Alles hat ein Ende nur die Wurst hat zwei

28. September 2008 03:02

Nur noch vier Tage, und wir landen an einem uns diesmal schon bekannten Flughafen, ungluecklicherweise Duesseldorf. Natuerlich waeren wir lieber in Koeln gelandet, aber das hat unser Ticket nicht hergegeben. Deswegen haben wir beschlossen, mit dem Regionalexpress von Duesseldorf nach Koeln “einzufahren”. Was gibt es nach einem Jahr Schoeneres, als ueber den Rhein und die Hohenzollernbruecke zu fahren, und den Koelner Dom zu sehen?

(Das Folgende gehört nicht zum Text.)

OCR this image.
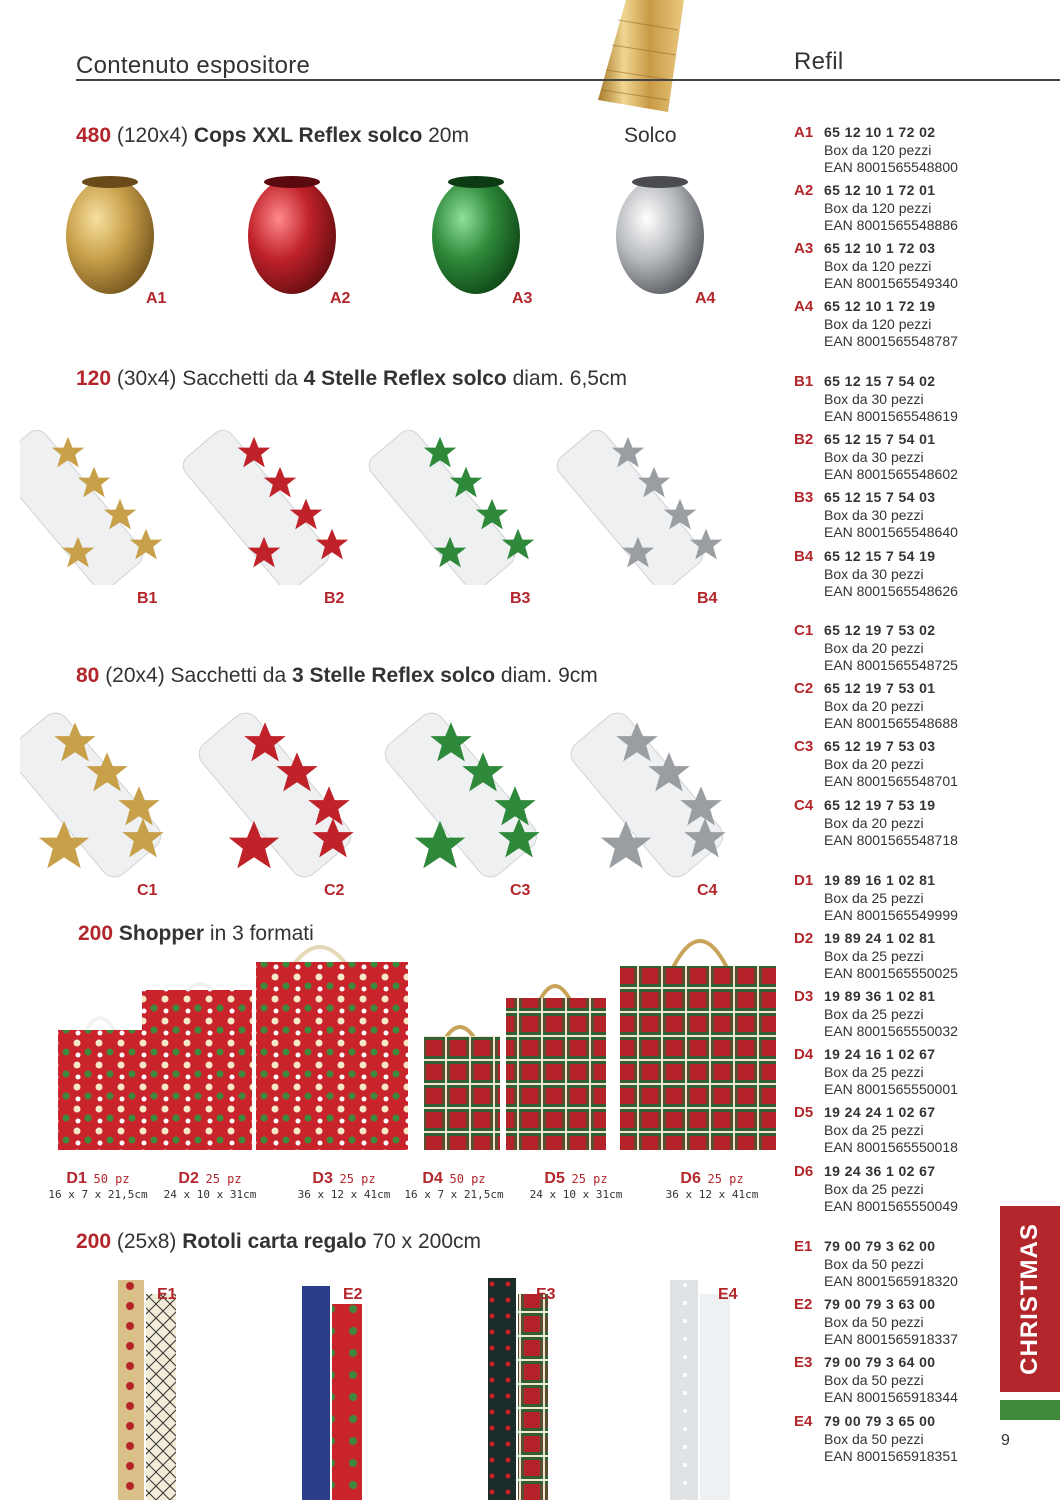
Contenuto espositore	Refil
480 (120x4) Cops XXL Reflex solco 20m	Solco
A1	A2	A3	A4
120 (30x4) Sacchetti da 4 Stelle Reflex solco diam. 6,5cm
B1	B2	B3	B4
80 (20x4) Sacchetti da 3 Stelle Reflex solco diam. 9cm
C1	C2	C3	C4
200 Shopper in 3 formati
D1 50 pz
16 x 7 x 21,5cm
D2 25 pz
24 x 10 x 31cm
D3 25 pz
36 x 12 x 41cm
D4 50 pz
16 x 7 x 21,5cm
D5 25 pz
24 x 10 x 31cm
D6 25 pz
36 x 12 x 41cm
200 (25x8) Rotoli carta regalo 70 x 200cm
E1	E2	E3	E4
A1 65 12 10 1 72 02
Box da 120 pezzi
EAN 8001565548800
A2 65 12 10 1 72 01
Box da 120 pezzi
EAN 8001565548886
A3 65 12 10 1 72 03
Box da 120 pezzi
EAN 8001565549340
A4 65 12 10 1 72 19
Box da 120 pezzi
EAN 8001565548787
B1 65 12 15 7 54 02
Box da 30 pezzi
EAN 8001565548619
B2 65 12 15 7 54 01
Box da 30 pezzi
EAN 8001565548602
B3 65 12 15 7 54 03
Box da 30 pezzi
EAN 8001565548640
B4 65 12 15 7 54 19
Box da 30 pezzi
EAN 8001565548626
C1 65 12 19 7 53 02
Box da 20 pezzi
EAN 8001565548725
C2 65 12 19 7 53 01
Box da 20 pezzi
EAN 8001565548688
C3 65 12 19 7 53 03
Box da 20 pezzi
EAN 8001565548701
C4 65 12 19 7 53 19
Box da 20 pezzi
EAN 8001565548718
D1 19 89 16 1 02 81
Box da 25 pezzi
EAN 8001565549999
D2 19 89 24 1 02 81
Box da 25 pezzi
EAN 8001565550025
D3 19 89 36 1 02 81
Box da 25 pezzi
EAN 8001565550032
D4 19 24 16 1 02 67
Box da 25 pezzi
EAN 8001565550001
D5 19 24 24 1 02 67
Box da 25 pezzi
EAN 8001565550018
D6 19 24 36 1 02 67
Box da 25 pezzi
EAN 8001565550049
E1 79 00 79 3 62 00
Box da 50 pezzi
EAN 8001565918320
E2 79 00 79 3 63 00
Box da 50 pezzi
EAN 8001565918337
E3 79 00 79 3 64 00
Box da 50 pezzi
EAN 8001565918344
E4 79 00 79 3 65 00
Box da 50 pezzi
EAN 8001565918351
CHRISTMAS
9
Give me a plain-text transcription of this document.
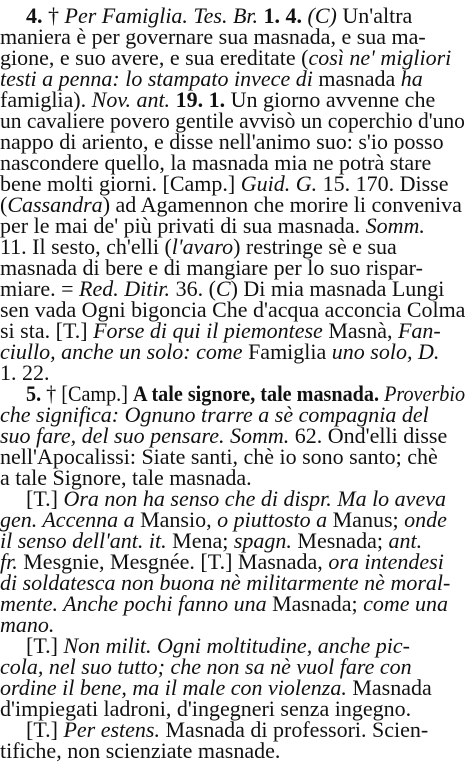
4. † Per Famiglia. Tes. Br. 1. 4. (C) Un'altra
maniera è per governare sua masnada, e sua ma-
gione, e suo avere, e sua ereditate (così ne' migliori
testi a penna: lo stampato invece di masnada ha
famiglia). Nov. ant. 19. 1. Un giorno avvenne che
un cavaliere povero gentile avvisò un coperchio d'uno
nappo di ariento, e disse nell'animo suo: s'io posso
nascondere quello, la masnada mia ne potrà stare
bene molti giorni. [Camp.] Guid. G. 15. 170. Disse
(Cassandra) ad Agamennon che morire li conveniva
per le mai de' più privati di sua masnada. Somm.
11. Il sesto, ch'elli (l'avaro) restringe sè e sua
masnada di bere e di mangiare per lo suo rispar-
miare. = Red. Ditir. 36. (C) Di mia masnada Lungi
sen vada Ogni bigoncia Che d'acqua acconcia Colma
si sta. [T.] Forse di qui il piemontese Masnà, Fan-
ciullo, anche un solo: come Famiglia uno solo, D.
1. 22.
5. † [Camp.] A tale signore, tale masnada. Proverbio
che significa: Ognuno trarre a sè compagnia del
suo fare, del suo pensare. Somm. 62. Ond'elli disse
nell'Apocalissi: Siate santi, chè io sono santo; chè
a tale Signore, tale masnada.
[T.] Ora non ha senso che di dispr. Ma lo aveva
gen. Accenna a Mansio, o piuttosto a Manus; onde
il senso dell'ant. it. Mena; spagn. Mesnada; ant.
fr. Mesgnie, Mesgnée. [T.] Masnada, ora intendesi
di soldatesca non buona nè militarmente nè moral-
mente. Anche pochi fanno una Masnada; come una
mano.
[T.] Non milit. Ogni moltitudine, anche pic-
cola, nel suo tutto; che non sa nè vuol fare con
ordine il bene, ma il male con violenza. Masnada
d'impiegati ladroni, d'ingegneri senza ingegno.
[T.] Per estens. Masnada di professori. Scien-
tifiche, non scienziate masnade.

Natuerlich haben wir bei unseren Eltern schon einen Wunschzettel eingereicht, womit wir am Bahnsteig empfangen werden moechten (Mittwoch, 1.10. um 19:29 Uhr, Gleis 9 am Koelner Hbf). Die drei Wichtigsten Dinge:

  • Halver Hahn (fuer alle Nicht-Koelner: Mittelalter Gauda mit Roeggelchen und Senf)
  • Fleischwurst, vorzugsweise FC-Wurst (Papa Wester weiss schon Bescheid :-) )
  • Koelsch

Damit waeren wir fuers Erste zufrieden. Aber es gibt noch so einige andere Dinge, auf die wir uns nach 365 Tagen sehr freuen. Die Eltern, Geschwister und Freude zu umarmen und nicht nur ueber Skype deren Stimme zu hoeren oder ueber diesen Blog und Email zu kommunizieren, endlich wieder saubere und gut-riechende Waesche zu haben, von keinen Kaefern, Mosquitos oder Blutegeln ausgesaugt zu werden, keine schwarzen Haare im Bett oder im Essen zu haben (zum Bett zaehlen auch Kopfkissen, die nach hunderten von Vorgaengern riechen und gelb sind, manchmal), 1. FC Koeln, noch mehr Koelsch, beruhigt auf Gehsteigen zu gehen ohne Angst haben zu muessen, im naechsten Moment zwei Meter tief in ein Loch zu fallen, keinen ungebetenden Zoo (Kakerlaken, Ratten) um uns zu haben, gute Aerzte, die einem sagen was man WIRKLICH hat (lange Geschichte), sich wieder auf ein Klo setzen zu koennen und nicht einfach nur ein Loch als “Zielscheibe” unter sich zu haben, endlich wieder Cremes und Deo’s kaufen zu koennen, ohne “Whitening-Effekt”, was wollen wir bitte schoen mit gebleichten Achselhoehlen (die Asiaten stehen drauf), endlich wieder EIN Zuhause zu haben (wir haben noch nichts in Aussicht) und nicht zuletzt eine konkrete Aufgabe bzw. einen Job zu haben…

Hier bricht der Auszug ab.